Senior communication major Aliya Bailey and graduate student Darius Jackson perform for Four Poets One Mic during the DREAM Action NIU event Wednesday in the Carl Sandburg Auditorium for the sixth annual Coming Out of the Shadows.

DeKALB — Undocumented students came out of the shadows to tell personal stories to students and faculty while reflecting on the hardships they face in America.

DREAM Action NIU hosted its 6th annual Coming Out of the Shadows event in the Carl Sandburg Auditorium. Due to the rain and cold weather, the event didn’t hold a unity march as it has in previous years.

Pablo Valencia-Garcia, DREAM Action NIU president, said the event takes after the annual tradition in Chicago, where the first rally was held in 2010.

Undocumented students spoke about how they don’t have the same opportunities and luxuries as their American-born peers and how paying for college can be a struggle because they don’t qualify for programs like FAFSA.

Chants of “education not deportation” and “undocumented, unafraid” were shouted throughout the auditorium to give support to those who are undocumented.

Valencia-Garcia and Sandra Puebla, DREAM Action NIU vice president, announced four tasks they hope the university can fulfill.

The first task is to consider more funding for undocumented students, and the second is to bring an immigration lawyer on campus.

“We want an immigration lawyer to come on campus once a semester, so undocumented students can get legal services from someone who’s an expert in immigration law,” Valencia-Garcia said. “Students need an attorney on campus to assist in emergency cases and DACA rules.”

Puebla said task number three is aimed toward having a more bilingual staff.

As the student body becomes more diverse, the university must listen to their needs, she said.

“Our fourth task is to hire more faculty of color,” Puebla said. “Since 2010, the number of Latino undergraduate students at NIU has doubled and only 2.7 % of NIU faculty are Latino.”

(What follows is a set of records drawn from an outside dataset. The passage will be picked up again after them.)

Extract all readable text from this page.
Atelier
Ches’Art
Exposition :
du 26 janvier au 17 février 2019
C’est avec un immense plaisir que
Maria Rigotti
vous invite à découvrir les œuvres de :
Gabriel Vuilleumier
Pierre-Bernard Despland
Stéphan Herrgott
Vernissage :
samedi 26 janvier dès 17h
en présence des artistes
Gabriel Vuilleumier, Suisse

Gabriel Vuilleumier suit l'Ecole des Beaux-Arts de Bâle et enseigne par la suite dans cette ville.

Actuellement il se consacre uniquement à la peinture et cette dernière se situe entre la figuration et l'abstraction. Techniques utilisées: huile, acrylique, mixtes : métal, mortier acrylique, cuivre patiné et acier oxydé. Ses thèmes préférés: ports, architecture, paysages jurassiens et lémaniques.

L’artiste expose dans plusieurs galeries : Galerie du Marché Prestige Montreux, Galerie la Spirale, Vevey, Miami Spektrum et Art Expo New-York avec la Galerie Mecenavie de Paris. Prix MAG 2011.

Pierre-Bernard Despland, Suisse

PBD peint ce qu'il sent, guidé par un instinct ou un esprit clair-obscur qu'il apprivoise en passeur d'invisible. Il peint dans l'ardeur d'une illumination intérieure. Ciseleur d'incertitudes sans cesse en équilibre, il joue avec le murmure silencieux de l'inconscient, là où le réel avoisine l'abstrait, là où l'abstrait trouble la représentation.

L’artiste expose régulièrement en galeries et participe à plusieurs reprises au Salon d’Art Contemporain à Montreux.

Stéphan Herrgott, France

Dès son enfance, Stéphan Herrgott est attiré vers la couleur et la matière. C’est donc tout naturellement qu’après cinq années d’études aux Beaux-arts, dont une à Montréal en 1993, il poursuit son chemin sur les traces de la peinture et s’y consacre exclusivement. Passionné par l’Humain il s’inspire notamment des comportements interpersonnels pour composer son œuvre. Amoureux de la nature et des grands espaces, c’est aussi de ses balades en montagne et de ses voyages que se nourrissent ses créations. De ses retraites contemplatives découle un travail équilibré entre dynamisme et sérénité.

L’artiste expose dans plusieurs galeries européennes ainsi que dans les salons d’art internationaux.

Puebla said the university is moving in the right direction, but she hopes to see 30 faculty members of color hired over the next five years.

Performances at the event included Elephant Rebellion, a non-profit organization of collective artists and activists dedicated to empowering communities through the power of arts, and Four Poets, One Mic, a group of poets established in March 2018.

Associate professor Mark Schuller said faculty should be more proactive in educating themselves on issues such as diversity.

Rather than being offensive, faculty should see diversity as a positive opportunity for growth and enrichment.

“More than being an ally, we also need to be accomplices,” Schuller said. “Some folks cannot choose the target on their hands. We need to be there, especially even if things get difficult.”

Valencia-Garcia said the event comes at a critical time when students and faculty are advocating to support House Bill 2691, the Retaining Illinois Students and Equity Act.

The act would apply to those who took remedial courses at community college and have exhausted their financial aid benefits like the Monetary Award Program, undocumented students who do not qualify for federal or state financial aid and transgender students who are unable to register for selective service, and thus, are ineligible for federal financial aid.

“Undocumented immigrants are being criminalized and dehumanized by the current executive administration,” Valencia-Garcia said. “Now more than ever we must support fellow Huskies and encourage the creation of a more inclusive campus for all, regardless of immigration status.”